O que acho que não pode é um economista, um sociólogo, um químico ou qualquer profissional de outra área criar um blog, um canal no Youtube, um site ou qualquer coisa do gênero e dizer que está fazendo jornalismo. Se for um cientista, é divulgação científica, não jornalismo. Trabalho muito válido e importante, mas não é jornalismo. Pelo menos como eu entendo, claro. O jornalista pesquisa, lê, coleta informações, entrevista fontes e escreve uma matéria. É uma ponte entre a fonte, a origem da informação, e a sociedade. No caso da ciência, além disso, ele “traduz” para o leitor os conceitos e informações complicadas obtidas dos cientistas. Falou de novo o Conselheiro Acácio… [risos].

Também diria para os incautos alunos nunca esquecerem o que disse o grande jornalista Cláudio Abramo: “O jornalismo é o exercício diário da inteligência e a prática cotidiana do caráter.” Infelizmente, não é o que se vê hoje na maioria do veículos da mídia comercial.

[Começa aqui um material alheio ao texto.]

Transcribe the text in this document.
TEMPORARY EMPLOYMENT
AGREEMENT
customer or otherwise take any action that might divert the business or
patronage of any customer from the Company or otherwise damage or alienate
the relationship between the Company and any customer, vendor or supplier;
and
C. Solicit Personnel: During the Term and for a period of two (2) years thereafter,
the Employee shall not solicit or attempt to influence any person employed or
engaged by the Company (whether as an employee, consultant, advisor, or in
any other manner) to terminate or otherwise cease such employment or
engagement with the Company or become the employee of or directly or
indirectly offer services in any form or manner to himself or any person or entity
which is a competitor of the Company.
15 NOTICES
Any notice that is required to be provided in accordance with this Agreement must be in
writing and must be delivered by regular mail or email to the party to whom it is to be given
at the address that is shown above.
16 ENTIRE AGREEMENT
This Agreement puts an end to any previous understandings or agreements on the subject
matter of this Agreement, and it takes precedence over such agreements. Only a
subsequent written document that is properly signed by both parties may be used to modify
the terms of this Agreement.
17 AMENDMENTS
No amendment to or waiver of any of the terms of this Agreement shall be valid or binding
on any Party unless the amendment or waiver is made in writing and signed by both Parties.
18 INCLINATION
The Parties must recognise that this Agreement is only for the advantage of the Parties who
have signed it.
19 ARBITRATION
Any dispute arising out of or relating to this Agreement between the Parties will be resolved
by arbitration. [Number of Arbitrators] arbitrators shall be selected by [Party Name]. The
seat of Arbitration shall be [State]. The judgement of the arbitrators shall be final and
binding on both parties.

Por isso, entre outras coisas, não gosto desses cursos internos dos jornais para formar seus quadros. Desculpe, não formam jornalistas. Adestram jovens para dar continuidade aos valores políticos e interesses econômicos da empresa e do jornal, que, hoje em dia, na maioria dos veículos tem pouco a ver com jornalismo.